Das ist die aktuelle Lage: Als Reaktion auf einen Beschluss des Bayerischen Verwaltungsgerichtshofs, der die 800-Quadratmeter-Regelung für Geschäfte als verfassungswidrig eingestuft hatte, wird nun die Öffnung aller großen Geschäfte erlaubt. Bedingung: Sie müssen ihre Verkaufsfläche auf 800 Quadratmeter begrenzen. Darüberhinaus gelten eine Reihe von Sicherheitsvorkehrungen.

Im Media-Markt ist für alles gesorgt: Absperrungen, Hinweisschilder für die Abstandsregeln, Spuckschutz, Desinfektionsmittel, abgezählte Körbchen für die Einlasskontrollen, damit sich nicht mehr als 40 Menschen in dem Markt aufhalten - inklusive Mitarbeiter. Für größere Geräte wie Fernseher oder Waschmaschinen, die viel Platz brauchen, gibt es eine Art "Fernberatung". Geschäftsführer Huber wirkt gelöst: "Bei mir herrscht gerade doppelte Freude: Endlich dürfen wir in unserem neuen Laden Kunden begrüßen. " Die Öffnungszeiten von 10 bis 18 Uhr gelten für Media-Markt und auch für Saturn am Westpark.

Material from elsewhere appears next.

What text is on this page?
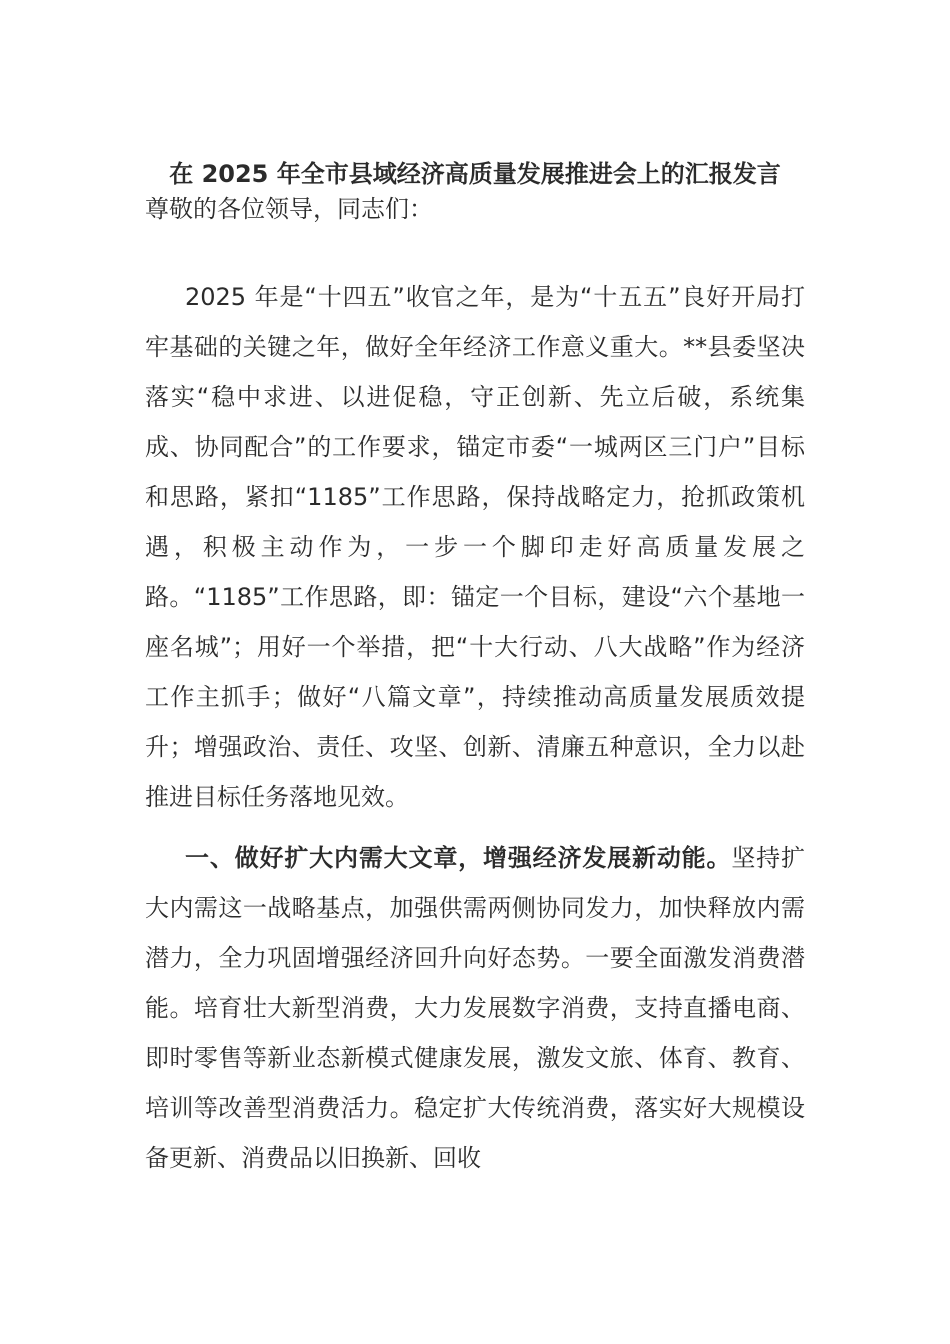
在 2025 年全市县域经济高质量发展推进会上的汇报发言
尊敬的各位领导，同志们：

2025 年是“十四五”收官之年，是为“十五五”良好开局打牢基础的关键之年，做好全年经济工作意义重大。**县委坚决落实“稳中求进、以进促稳，守正创新、先立后破，系统集成、协同配合”的工作要求，锚定市委“一城两区三门户”目标和思路，紧扣“1185”工作思路，保持战略定力，抢抓政策机遇，积极主动作为，一步一个脚印走好高质量发展之路。“1185”工作思路，即：锚定一个目标，建设“六个基地一座名城”；用好一个举措，把“十大行动、八大战略”作为经济工作主抓手；做好“八篇文章”，持续推动高质量发展质效提升；增强政治、责任、攻坚、创新、清廉五种意识，全力以赴推进目标任务落地见效。

一、做好扩大内需大文章，增强经济发展新动能。坚持扩大内需这一战略基点，加强供需两侧协同发力，加快释放内需潜力，全力巩固增强经济回升向好态势。一要全面激发消费潜能。培育壮大新型消费，大力发展数字消费，支持直播电商、即时零售等新业态新模式健康发展，激发文旅、体育、教育、培训等改善型消费活力。稳定扩大传统消费，落实好大规模设备更新、消费品以旧换新、回收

Auch Modehaus-Besitzer Franz Mayr wirkt aufgeregter als sonst: "Diese Corona-Krise ist eine Herausforderung", sagt er. "Das Hin und Her ist ja kein Zustand - jetzt endlich entwickelt sich etwas positiv. " Mayr sperrt sein Geschäft am Schlifflmarkt ebenfalls am heutigen Mittwoch um 10 Uhr auf. "Wir haben vorher zwei Stunden Zeit, alles vorzubereiten. "

Die 800-Quadratmeter-Grenze bedeutet für sein Haus: Im Erdgeschoss steht die ganze Fläche zur Verfügung, Mayr will den ersten Stock zur Hälfte öffnen, der zweite bleibt abgesperrt. Er sei schon sehr gespannt, was sich dann tut: "Wir erwarten keinen großen Run", meint er. "Aber ein wenig Umsatz werden wir schon holen können. "

 

Wenn Martin Stephan, Geschäftsführer des Familienunternehmens Möbelhof, die Zahl 800 hört, dann bricht ein Redeschwall aus ihm hervor, dann entlädt sich die ganze aufgestaute Frust der vergangenen Tage. Auch die weiteren Lockerungen für große Geschäfte helfen ihm nicht weiter im Möbelhof Ingolstadt mit seinen rund 40000 Quadratmetern Ausstellungsfläche: "Allein die Spindel, unser Treppenhaus, hat mehr als 800 Quadratmeter. Soll ich die Kunden in die Küchenabteilung beamen? Das ist eine Ungerechtigkeit ohnegleichen. "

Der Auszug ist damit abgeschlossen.